研究課題/領域番号 |
19K09212
|
研究機関 | 新潟大学 |
研究代表者 |
市川 寛 新潟大学, 医歯学系, 助教 (50721875)
|
研究分担者 |
島田 能史 新潟大学, 医歯学系, 講師 (20706460)
永橋 昌幸 新潟大学, 医歯学総合病院, 研究准教授 (30743918) [辞退]

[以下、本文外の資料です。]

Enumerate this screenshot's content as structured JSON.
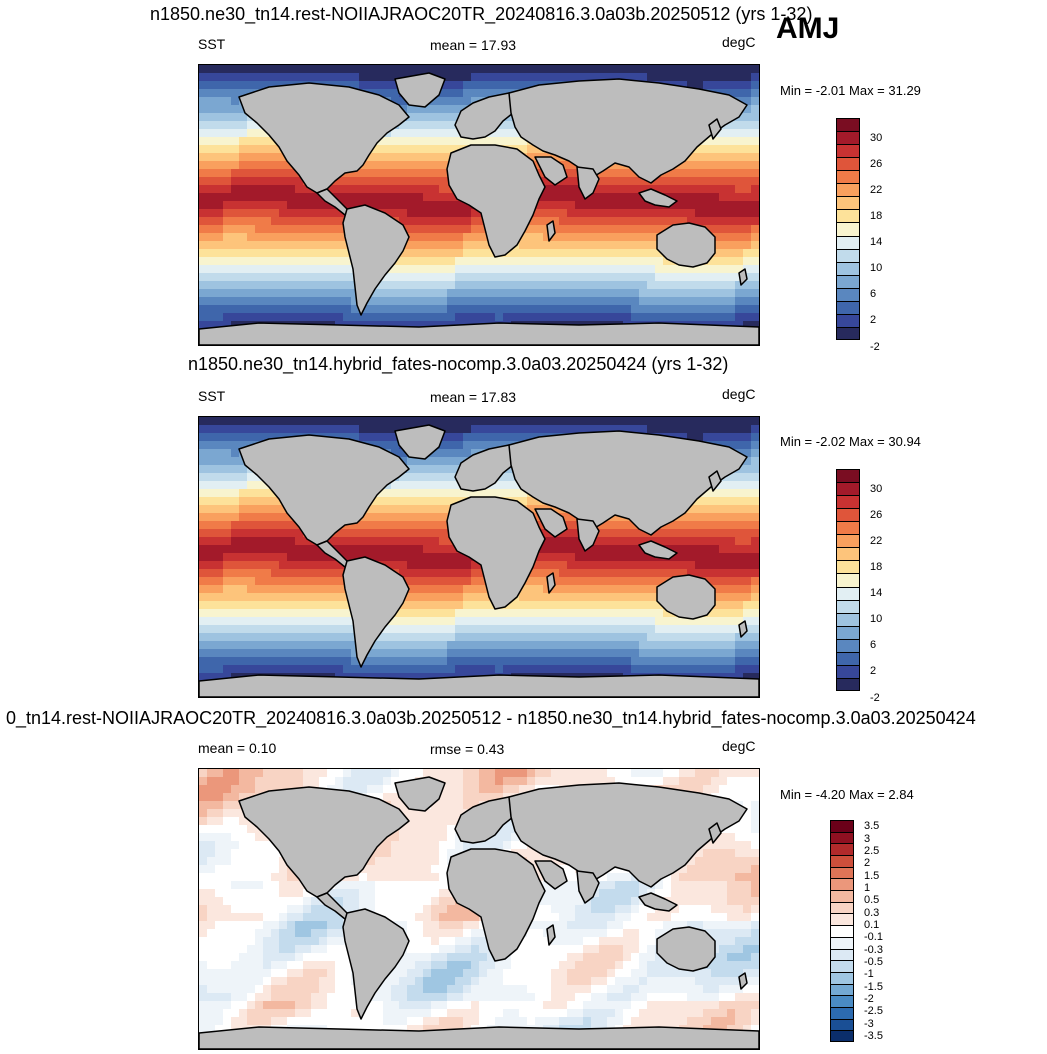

羽入 隆晃 新潟大学, 医歯学総合病院, 助教 (50719705)
石川 卓 新潟大学, 医歯学総合病院, 准教授 (70586940)
小杉 伸一 新潟大学, 医歯学総合病院, 特任教授 (90401736)
加納 陽介 新潟大学, 医歯学総合病院, 助教 (90745580)
|
研究期間 (年度) |
2019-04-01 – 2022-03-31
|
キーワード | 食道癌 / 化学療法 / NOTCH / TCGA / 免疫組織化学染色 |
研究実績の概要 |
本研究の目的は、「食道癌におけるNOTCHシグナル異常の臨床的意義を明らかにすることで、食道癌化学療法奏効性の背景にある分子機構解明のための科学的基盤を確立すること」である。 本年度は、癌遺伝子パネルにより遺伝子解析データを取得した術前ドセタキセル+シスプラチン+5-FU療法施行症例8例について、NOTCH1のタンパク質発現を評価した。術前治療開始前の生検検体を用いて、抗NOTCH1抗体による免疫組織化学染色により発現を評価した。非腫瘍性胃粘膜の腺窩上皮や非腫瘍性扁平上皮の基底層が陽性コントロールとして染色されることを確認した。扁平上皮癌腫瘍組織では非腫瘍性扁平上皮と比較してNOTCH1発現は高かった。腫瘍細胞では核や細胞質またはその両者に染色を認め、染色パターンは同一腫瘍内、および症例間で様々であった。NOTCH1 truncating mutation陽性の2例では他の症例と比較して細胞質および核での染色強度が低かった。 今回の実験により、抗NOTCH1抗体の免疫染色により食道扁平上皮癌の生検検体におけるNOTCH1発現を評価できる可能性が示された。定性的または定量的な評価から統計学的な検討までは行えていないため、今後は評価方法を確立して多数検体での検証が必要である。
|
現在までの達成度 (区分) |
現在までの達成度 (区分)
3: やや遅れている
理由
本年度は免疫染色に着手したが、多数検体での検証までは行っていないためやや遅れている。免疫染色の対象となる食道癌術前化学療法症例のうち治療前生検検体が入手できる41例の臨床病理学的因子の抽出やFFPE検体の準備は終了しており、近日中に多数検体での検証に着手する予定である。
|
今後の研究の推進方策 |
今後は術前化学療法を施行した食道扁平上皮癌41例の生検検体を用いた免疫染色によりNOTCH1発現と治療効果や予後との関連を明らかにする。さらに、TCGAのRNAseqデータを用いNOTCH関連遺伝子の発現状況と予後との関連も検証する。
|
次年度使用額が生じた理由 |
現地開催の学会が無かったことから若干の次年度使用額が生じた。翌年度分の助成金と合わせて、今後の実験費用(免疫染色費用)や、学術集会への参加費、学術論文の投稿費用、研究補助の人件費等に充当する。